Thank you for all of your responses.
NickE, they probably use a heat pipe which is a tube closed at both ends partially filled with freon. One end is exposed to heat and the other exposed to cold. The cold end must be physically higher. Freon evaporates from the hot end, absorbing heat, and condenses on the cold end, rejecting heat. The condensed freon returns by gravity to the hot end. This will continue at some rate until there is temperature equilibrium. Sunfrost used to offer a feature like this. Check it out:
If I might be allowed to think out loud, the "at some rate" part is the catch. The rate is determined by the hot and cold side surface area, heat transfer coefficient and overall temperature difference. For a small size like a freezer, a practically sized unit can do the job, but for 100 tons of industrial refrigeration, a heat tube would be enomormous! You can get and assist by putting fins our your cold end, and a fan, which would be an aircooled exchanger. Add a compressor to increase the condensation temperature and you have a refrigeration system.
We now use a closed circuit Baltimore Air Cooler tower to condense ammonia (our refrigerant).

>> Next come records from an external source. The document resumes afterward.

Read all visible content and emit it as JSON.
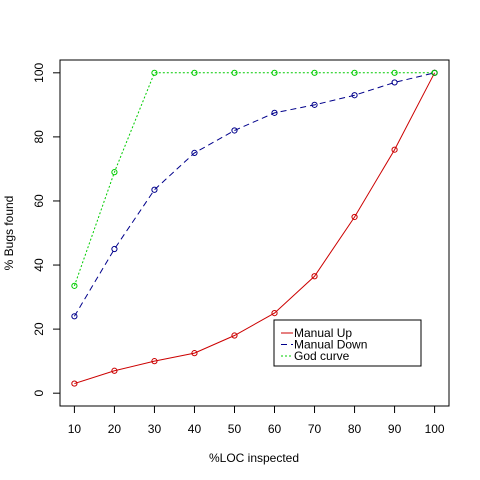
{
  "chart_data": {
    "type": "line",
    "title": "",
    "xlabel": "%LOC inspected",
    "ylabel": "% Bugs found",
    "xlim": [
      6.4,
      103.6
    ],
    "ylim": [
      -4,
      104
    ],
    "x_ticks": [
      10,
      20,
      30,
      40,
      50,
      60,
      70,
      80,
      90,
      100
    ],
    "y_ticks": [
      0,
      20,
      40,
      60,
      80,
      100
    ],
    "grid": false,
    "legend": "bottom-right",
    "series": [
      {
        "name": "Manual Up",
        "color": "#cc0000",
        "line_style": "solid",
        "marker": "open-circle",
        "x": [
          10,
          20,
          30,
          40,
          50,
          60,
          70,
          80,
          90,
          100
        ],
        "y": [
          3,
          7,
          10,
          12.5,
          18,
          25,
          36.5,
          55,
          76,
          100
        ]
      },
      {
        "name": "Manual Down",
        "color": "#00008b",
        "line_style": "dashed",
        "marker": "open-circle",
        "x": [
          10,
          20,
          30,
          40,
          50,
          60,
          70,
          80,
          90,
          100
        ],
        "y": [
          24,
          45,
          63.5,
          75,
          82,
          87.5,
          90,
          93,
          97,
          100
        ]
      },
      {
        "name": "God curve",
        "color": "#00cc00",
        "line_style": "dotted",
        "marker": "open-circle",
        "x": [
          10,
          20,
          30,
          40,
          50,
          60,
          70,
          80,
          90,
          100
        ],
        "y": [
          33.5,
          69,
          100,
          100,
          100,
          100,
          100,
          100,
          100,
          100
        ]
      }
    ]
  }
}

In the winter, the water temperature never goes below 70F, that is, the cooling is evaporative even in winter.
If we susbstituted the tower with aircooled exchanger, which uses convective cooling, then we would get the maximum benefit from cold weather, but would probably still need the "assist" from the compressors (although they would not work as hard). However, aircooled exchangers are more $$$ per unit of heat transferred. My guess is that is all comes down to economics. Someone has certainly done this anaylsis, but in light of renewed conservation and green efforts, it may be worth a second look. Hope that wasn't too pedantic!